Let $v_1,\ldots, v_n$ be linear independent vectors and $v$ a linear combination of those. Are $v_1-v,\ldots, v_n-v$ still linear independent?

Question

Let $v_1,\ldots, v_n$ be linear independent vectors and $v$ a linear combination of those, i.e. there are $\beta_1,\ldots,\beta_n\in\mathbb{R}$, such that $v=\sum_{j=1}^n\beta_jv_j$. However, $v\ne v_j$ for any $j\in\{1,\ldots, n\}$.

Is it true, that $v_1-v,\ldots, v_n-v$ are still linear independent?
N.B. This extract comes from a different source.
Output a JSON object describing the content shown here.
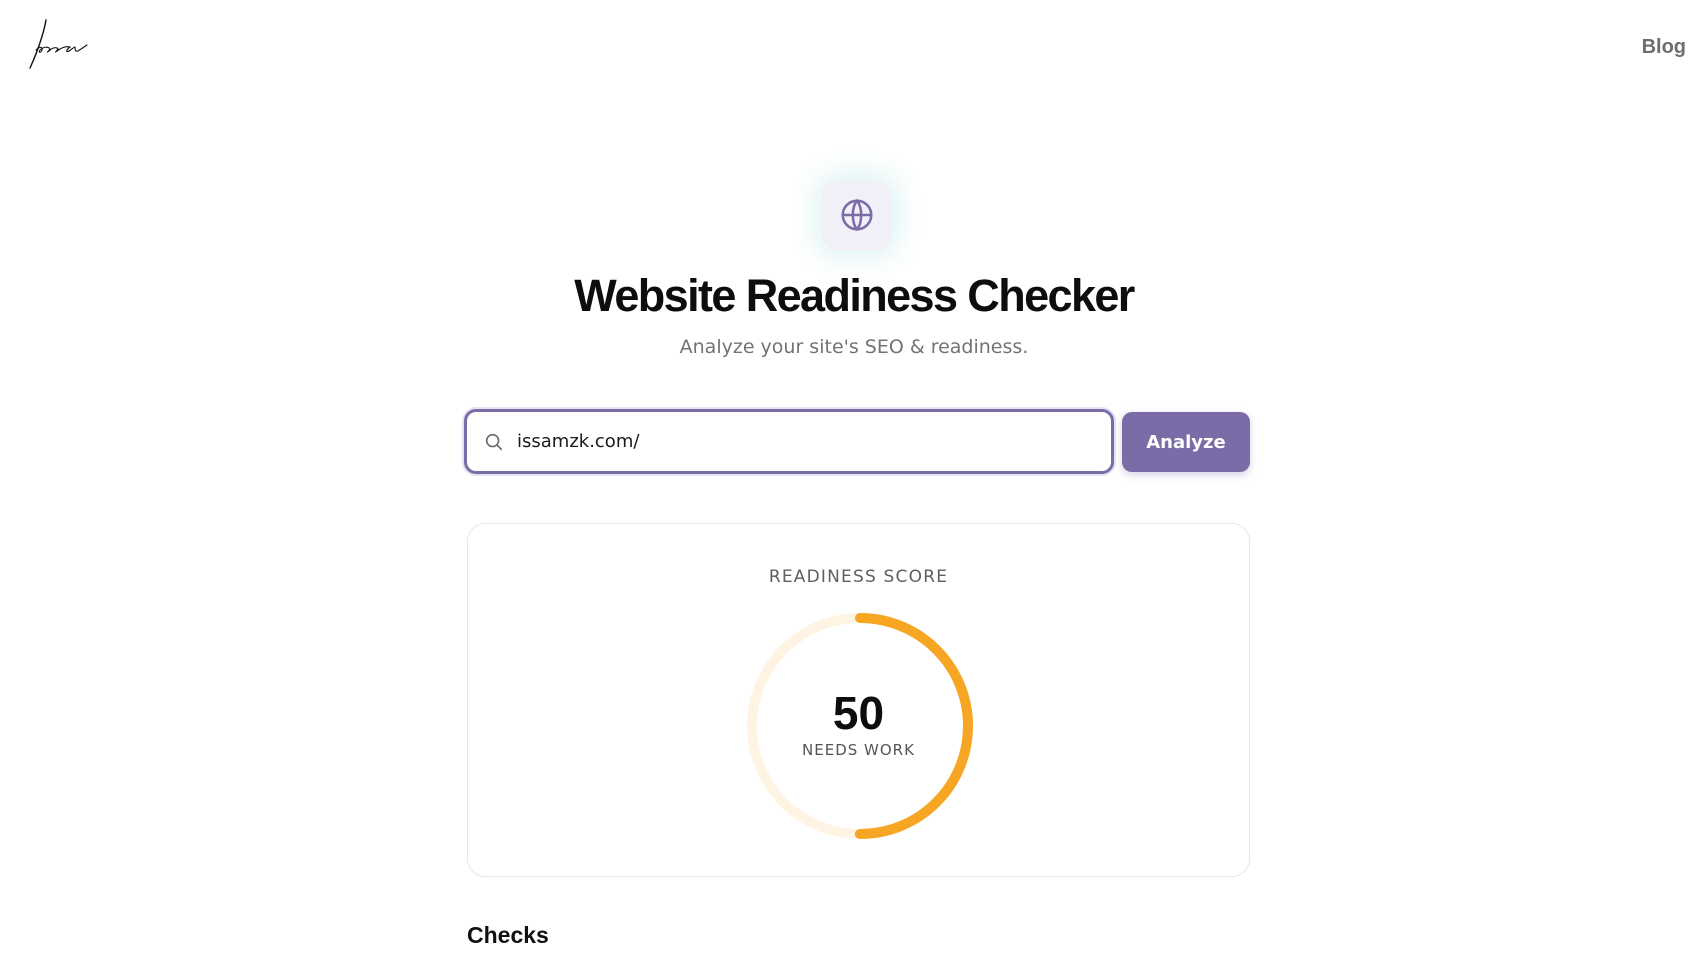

For $\alpha_1,\ldots, \alpha_n\in\mathbb{R}$, I find

$$0=\sum_{j=1}^n\alpha_j(v_j-v)=\sum_{j=1}^n\alpha_jv_j-(\sum_{j=1}^n\alpha_j)v$$ such that

$$(\sum_{j=1}^n\alpha_j)\sum_{k=1}^n\beta_kv_k=\sum_{k=1}^n\alpha_kv_k$$ and

$$\alpha_k=(\sum_{j=1}^n\alpha_j)\beta_k$$

Can I deduce from this, that $\alpha_k=0$?